If a mechanic and a lawyer give their opinions on why a car is not starting, we would likely believe the mechanic. If the subject is an interpretation of a law, we would likely believe the lawyer. In Barbados, we tend to believe persons who give opinions in their field of training.
Every profession has its activists who aim to influence Government’s policies. Some activists become radicals, where they pursue similar aims, but by any and all means imaginable, including nightmarish.
Professions are responsible for policing their radical activists, lest they bring their professions into disrepute. Radicals can do this by consistently making claims, that are easily disproved with credible evidence. For that reason, radical activists rarely provide evidence to support their claims.
It was therefore a modern miracle, when historian Trevor Marshall did the unthinkable. He recently revealed the main evidence that the government relied on to trash Horatio Nelson’s reputation, and remove his over 200-year old statue.
THE EVIDENCE.
Trevor Marshall revealed (in a letter to the editor, published in the Nation on 2 Dec 2020) that historian, Dr Marianne Czisnik, “documented Nelson’s involvement in the slave trade” in her book titled, ‘Horatio Nelson: A Controversial Hero’.
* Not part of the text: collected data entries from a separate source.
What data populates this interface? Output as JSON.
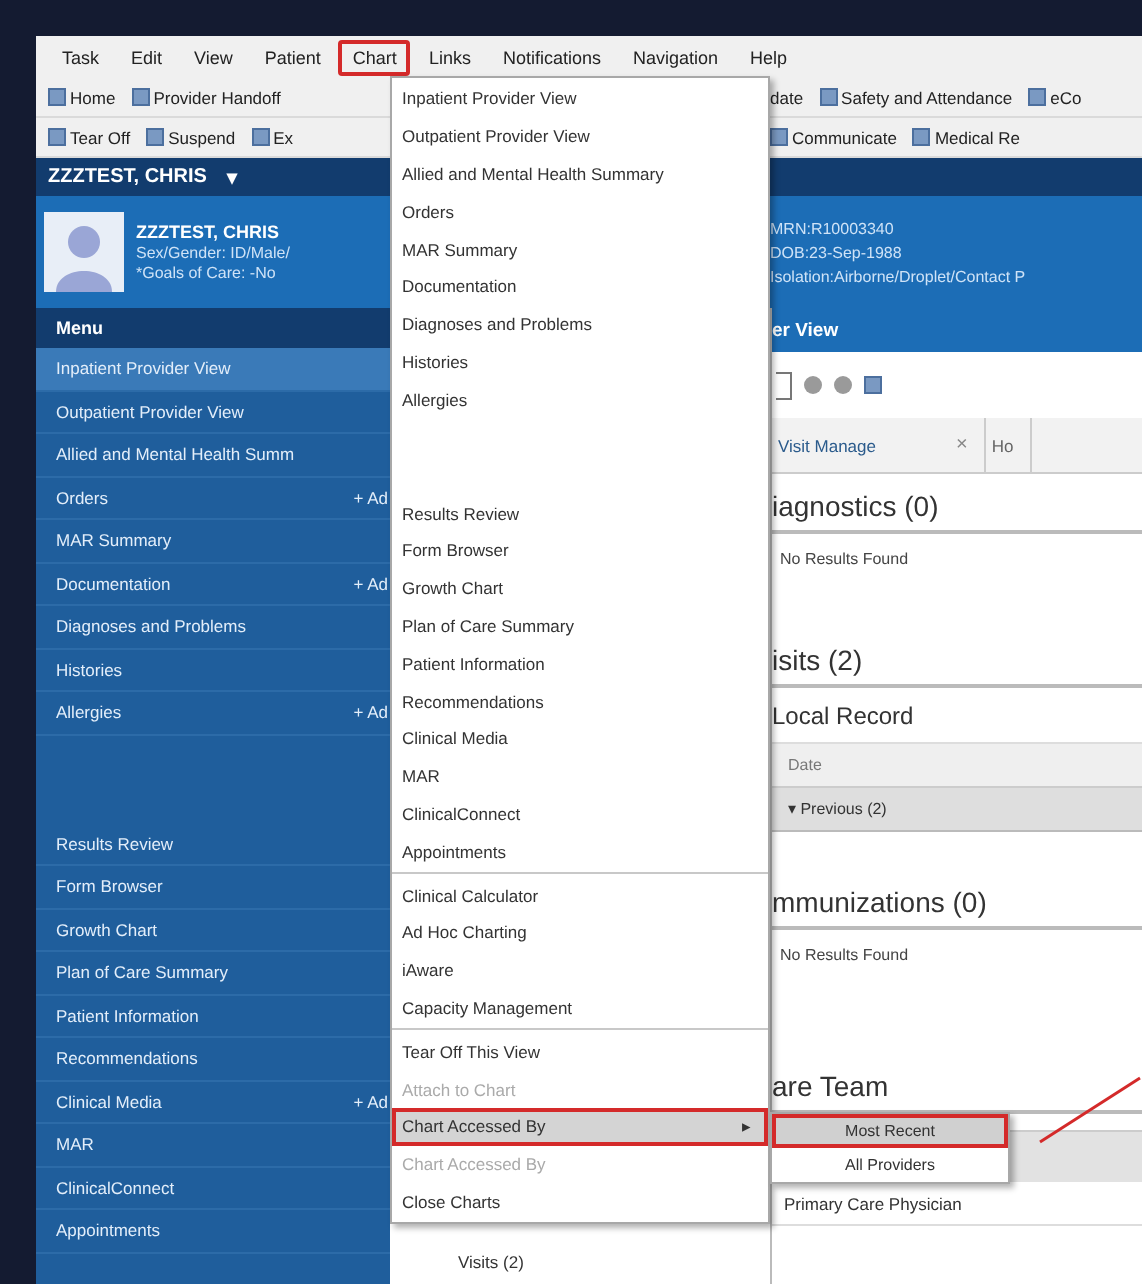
{
  "menu_bar": [
    {
      "label": "Task",
      "selected": false
    },
    {
      "label": "Edit",
      "selected": false
    },
    {
      "label": "View",
      "selected": false
    },
    {
      "label": "Patient",
      "selected": false
    },
    {
      "label": "Chart",
      "selected": true
    },
    {
      "label": "Links",
      "selected": false
    },
    {
      "label": "Notifications",
      "selected": false
    },
    {
      "label": "Navigation",
      "selected": false
    },
    {
      "label": "Help",
      "selected": false
    }
  ],
  "toolbar_1": {
    "left": [
      "Home",
      "Provider Handoff"
    ],
    "right": [
      "date",
      "Safety and Attendance",
      "eCo"
    ]
  },
  "toolbar_2": {
    "left": [
      "Tear Off",
      "Suspend",
      "Ex"
    ],
    "right": [
      "Communicate",
      "Medical Re"
    ]
  },
  "patient_tab": {
    "name": "ZZZTEST, CHRIS",
    "caret": "▾"
  },
  "banner": {
    "left": [
      "ZZZTEST, CHRIS",
      "Sex/Gender: ID/Male/",
      "*Goals of Care: -No"
    ],
    "right": [
      "MRN:R10003340",
      "DOB:23-Sep-1988",
      "Isolation:Airborne/Droplet/Contact   P"
    ]
  },
  "sidebar": {
    "header": "Menu",
    "items": [
      {
        "kind": "item",
        "label": "Inpatient Provider View",
        "selected": true
      },
      {
        "kind": "item",
        "label": "Outpatient Provider View",
        "selected": false
      },
      {
        "kind": "item",
        "label": "Allied and Mental Health Summ",
        "selected": false
      },
      {
        "kind": "item",
        "label": "Orders",
        "selected": false,
        "action": "+ Ad"
      },
      {
        "kind": "item",
        "label": "MAR Summary",
        "selected": false
      },
      {
        "kind": "item",
        "label": "Documentation",
        "selected": false,
        "action": "+ Ad"
      },
      {
        "kind": "item",
        "label": "Diagnoses and Problems",
        "selected": false
      },
      {
        "kind": "item",
        "label": "Histories",
        "selected": false
      },
      {
        "kind": "item",
        "label": "Allergies",
        "selected": false,
        "action": "+ Ad"
      },
      {
        "kind": "gap"
      },
      {
        "kind": "item",
        "label": "Results Review",
        "selected": false
      },
      {
        "kind": "item",
        "label": "Form Browser",
        "selected": false
      },
      {
        "kind": "item",
        "label": "Growth Chart",
        "selected": false
      },
      {
        "kind": "item",
        "label": "Plan of Care Summary",
        "selected": false
      },
      {
        "kind": "item",
        "label": "Patient Information",
        "selected": false
      },
      {
        "kind": "item",
        "label": "Recommendations",
        "selected": false
      },
      {
        "kind": "item",
        "label": "Clinical Media",
        "selected": false,
        "action": "+ Ad"
      },
      {
        "kind": "item",
        "label": "MAR",
        "selected": false
      },
      {
        "kind": "item",
        "label": "ClinicalConnect",
        "selected": false
      },
      {
        "kind": "item",
        "label": "Appointments",
        "selected": false
      }
    ]
  },
  "chart_menu": [
    {
      "kind": "item",
      "label": "Inpatient Provider View",
      "disabled": false,
      "selected": false
    },
    {
      "kind": "item",
      "label": "Outpatient Provider View",
      "disabled": false,
      "selected": false
    },
    {
      "kind": "item",
      "label": "Allied and Mental Health Summary",
      "disabled": false,
      "selected": false
    },
    {
      "kind": "item",
      "label": "Orders",
      "disabled": false,
      "selected": false
    },
    {
      "kind": "item",
      "label": "MAR Summary",
      "disabled": false,
      "selected": false
    },
    {
      "kind": "item",
      "label": "Documentation",
      "disabled": false,
      "selected": false
    },
    {
      "kind": "item",
      "label": "Diagnoses and Problems",
      "disabled": false,
      "selected": false
    },
    {
      "kind": "item",
      "label": "Histories",
      "disabled": false,
      "selected": false
    },
    {
      "kind": "item",
      "label": "Allergies",
      "disabled": false,
      "selected": false
    },
    {
      "kind": "gap"
    },
    {
      "kind": "item",
      "label": "Results Review",
      "disabled": false,
      "selected": false
    },
    {
      "kind": "item",
      "label": "Form Browser",
      "disabled": false,
      "selected": false
    },
    {
      "kind": "item",
      "label": "Growth Chart",
      "disabled": false,
      "selected": false
    },
    {
      "kind": "item",
      "label": "Plan of Care Summary",
      "disabled": false,
      "selected": false
    },
    {
      "kind": "item",
      "label": "Patient Information",
      "disabled": false,
      "selected": false
    },
    {
      "kind": "item",
      "label": "Recommendations",
      "disabled": false,
      "selected": false
    },
    {
      "kind": "item",
      "label": "Clinical Media",
      "disabled": false,
      "selected": false
    },
    {
      "kind": "item",
      "label": "MAR",
      "disabled": false,
      "selected": false
    },
    {
      "kind": "item",
      "label": "ClinicalConnect",
      "disabled": false,
      "selected": false
    },
    {
      "kind": "item",
      "label": "Appointments",
      "disabled": false,
      "selected": false
    },
    {
      "kind": "separator"
    },
    {
      "kind": "item",
      "label": "Clinical Calculator",
      "disabled": false,
      "selected": false
    },
    {
      "kind": "item",
      "label": "Ad Hoc Charting",
      "disabled": false,
      "selected": false
    },
    {
      "kind": "item",
      "label": "iAware",
      "disabled": false,
      "selected": false
    },
    {
      "kind": "item",
      "label": "Capacity Management",
      "disabled": false,
      "selected": false
    },
    {
      "kind": "separator"
    },
    {
      "kind": "item",
      "label": "Tear Off This View",
      "disabled": false,
      "selected": false
    },
    {
      "kind": "item",
      "label": "Attach to Chart",
      "disabled": true,
      "selected": false
    },
    {
      "kind": "item",
      "label": "Chart Accessed By",
      "disabled": false,
      "selected": true,
      "submenu": "▸"
    },
    {
      "kind": "item",
      "label": "Chart Accessed By",
      "disabled": true,
      "selected": false
    },
    {
      "kind": "item",
      "label": "Close Charts",
      "disabled": false,
      "selected": false
    }
  ],
  "submenu": [
    {
      "label": "Most Recent",
      "selected": true
    },
    {
      "label": "All Providers",
      "selected": false
    }
  ],
  "content": {
    "view_title": "er View",
    "tabs": [
      {
        "label": "Visit Manage",
        "close": "×",
        "selected": true
      },
      {
        "label": "Ho",
        "selected": false
      }
    ],
    "behind_menu_label": "Visits (2)",
    "diagnostics": {
      "title": "iagnostics (0)",
      "empty": "No Results Found"
    },
    "visits": {
      "title": "isits (2)",
      "subtitle": "Local Record",
      "column": "Date",
      "group": "▾ Previous (2)"
    },
    "immunizations": {
      "title": "mmunizations (0)",
      "empty": "No Results Found"
    },
    "care_team": {
      "title": "are Team",
      "row": "Primary Care Physician"
    }
  }
}
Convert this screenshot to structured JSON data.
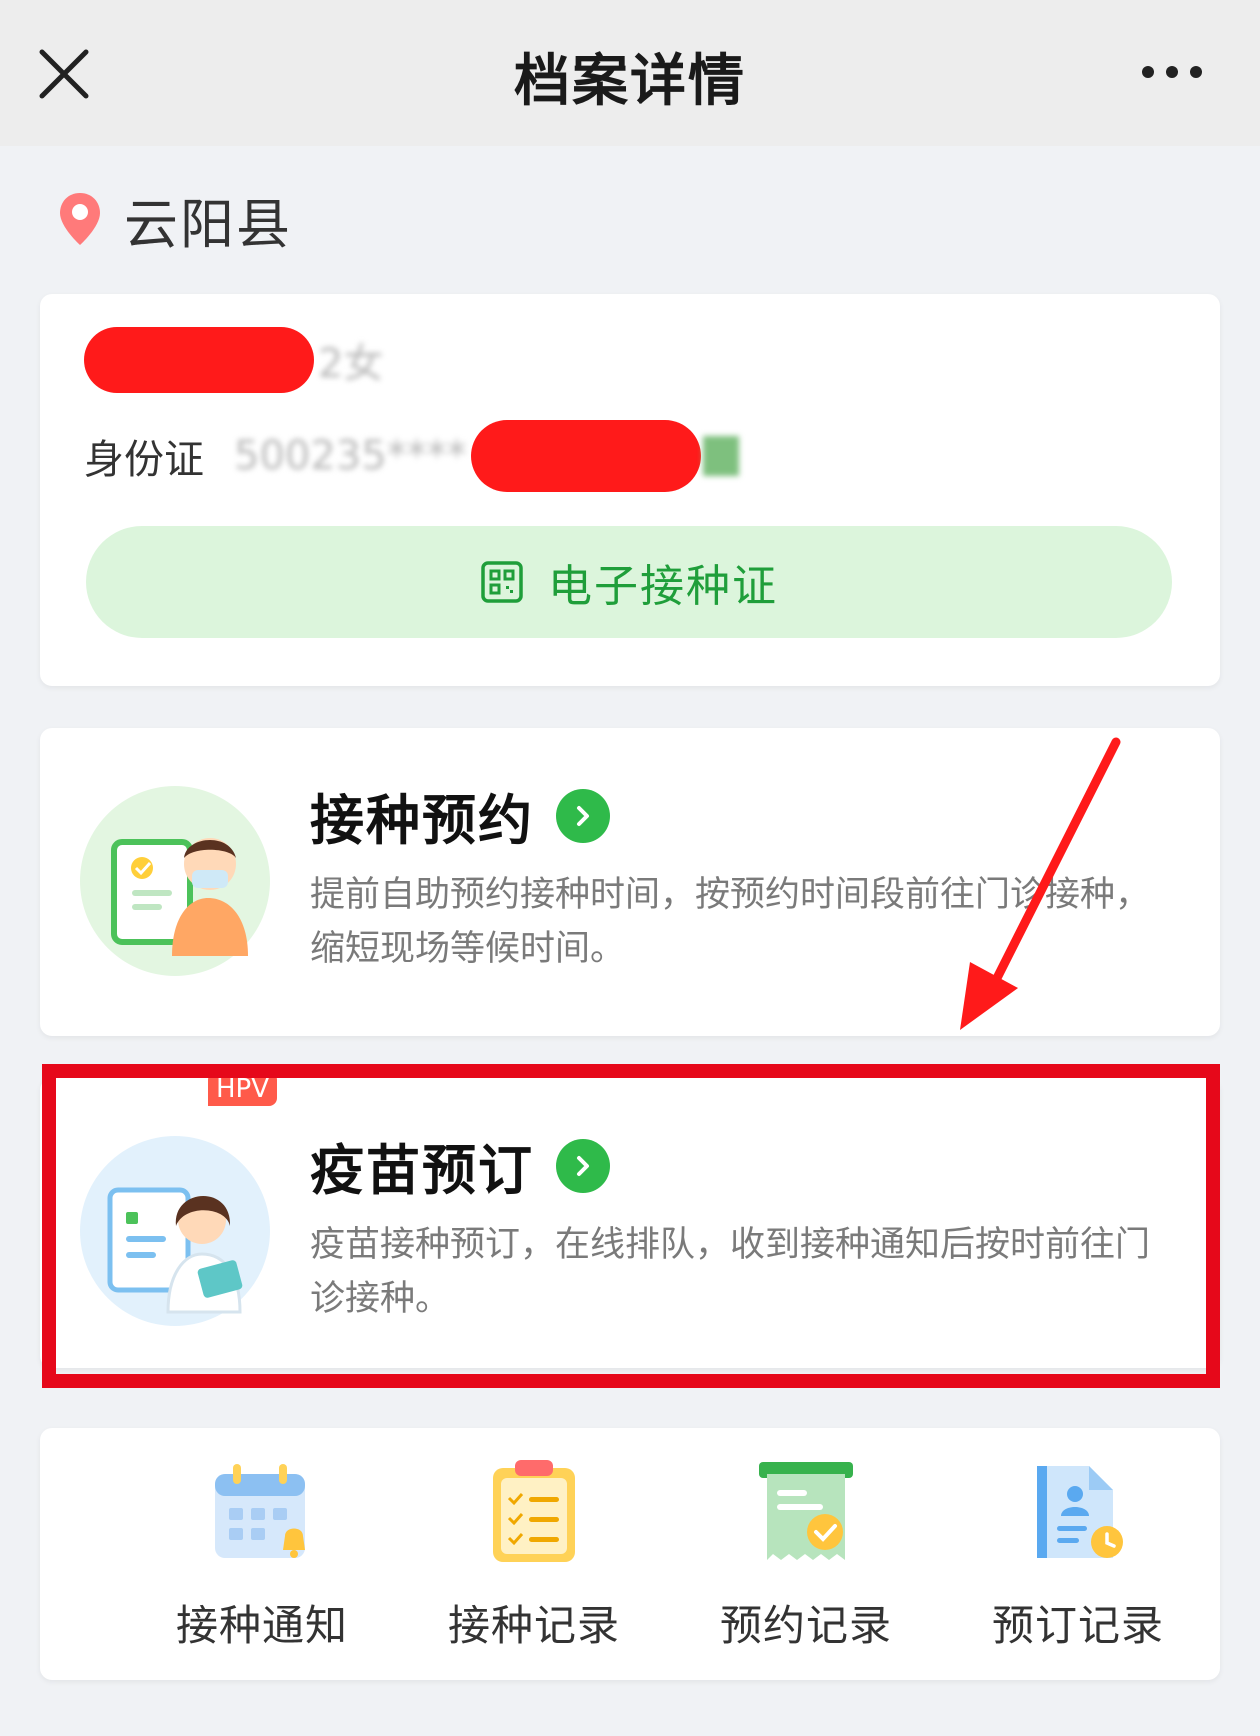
{
  "header": {
    "title": "档案详情"
  },
  "location": {
    "name": "云阳县"
  },
  "profile": {
    "name_suffix": "2女",
    "id_prefix": "身份证",
    "id_number": "500235****"
  },
  "ecard": {
    "label": "电子接种证"
  },
  "services": [
    {
      "title": "接种预约",
      "desc": "提前自助预约接种时间，按预约时间段前往门诊接种，缩短现场等候时间。"
    },
    {
      "title": "疫苗预订",
      "badge": "HPV",
      "desc": "疫苗接种预订，在线排队，收到接种通知后按时前往门诊接种。"
    }
  ],
  "quick_links": [
    {
      "label": "接种通知",
      "icon": "calendar-bell-icon"
    },
    {
      "label": "接种记录",
      "icon": "clipboard-checklist-icon"
    },
    {
      "label": "预约记录",
      "icon": "receipt-check-icon"
    },
    {
      "label": "预订记录",
      "icon": "document-person-clock-icon"
    }
  ],
  "colors": {
    "accent_green": "#2fba4a",
    "annotation_red": "#e6081a",
    "pin": "#ff7a7a"
  }
}
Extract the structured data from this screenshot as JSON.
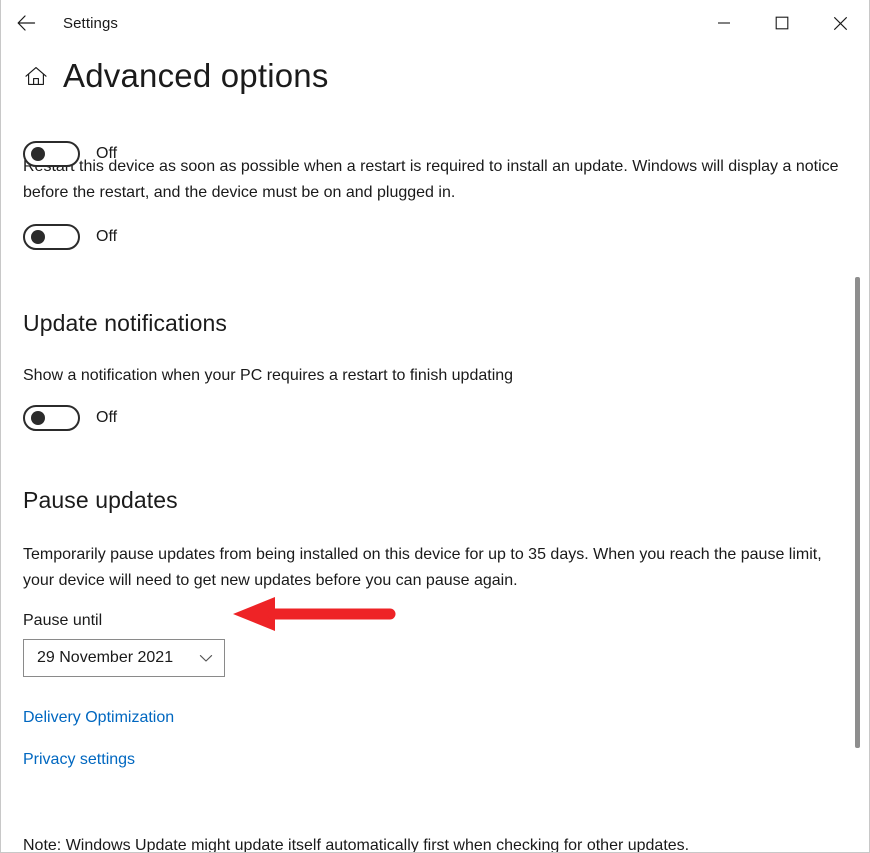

I read the well-researched book, which is based on Dr Czisnik’s 2004 doctoral dissertation. Dr Czisnik critically reviewed the available evidence, to strip away any myths about Nelson.
The book contained no information that “documented Nelson’s involvement in the slave trade”, as Mr Marshall claimed. Mr Marshall is free to dispute this, by providing the page number on which his evidence can be found. Our journalists, poets and politicians who actively promote his claims as truth, should encourage him to do the same.
APPEAL.
I have come to accept that in Barbados, an Engineer is unlikely to be believed in a dispute with a historian, when the subject of the dispute is history. It does not matter that the historian’s claims can be easily disproved, they can only be disputed by other historians. If they are not disputed, they are accepted as true by our politicians, and used to direct government policies.
Radicals can make obvious false timeline claims, like Nelson killing Martin Luther King during the civil rights era in the 1960s, and no amount of evidence that an Engineer can provide can make a difference. Notably, Mr Marshall has made easily disproven timeline claims against Nelson, which our historians would not dispute – so I decided to do it, but I should not have to.
It is time for honest and brave professionals to evidence-referee claims made by their radical activist colleagues. They need to be brave because radical activists normally respond to request for evidence, with insulting accusations intended to intimidate everyone.
Historians with integrity may be denounced as racists if they are white, or traitors to their race if they are black. The aim is to intimidate independently-minded journalists, teachers, poets and politicians not to attempt such folly – and it has worked. In modern Barbados, evidence about radicals’ claims can neither be requested nor discussed – without persecution.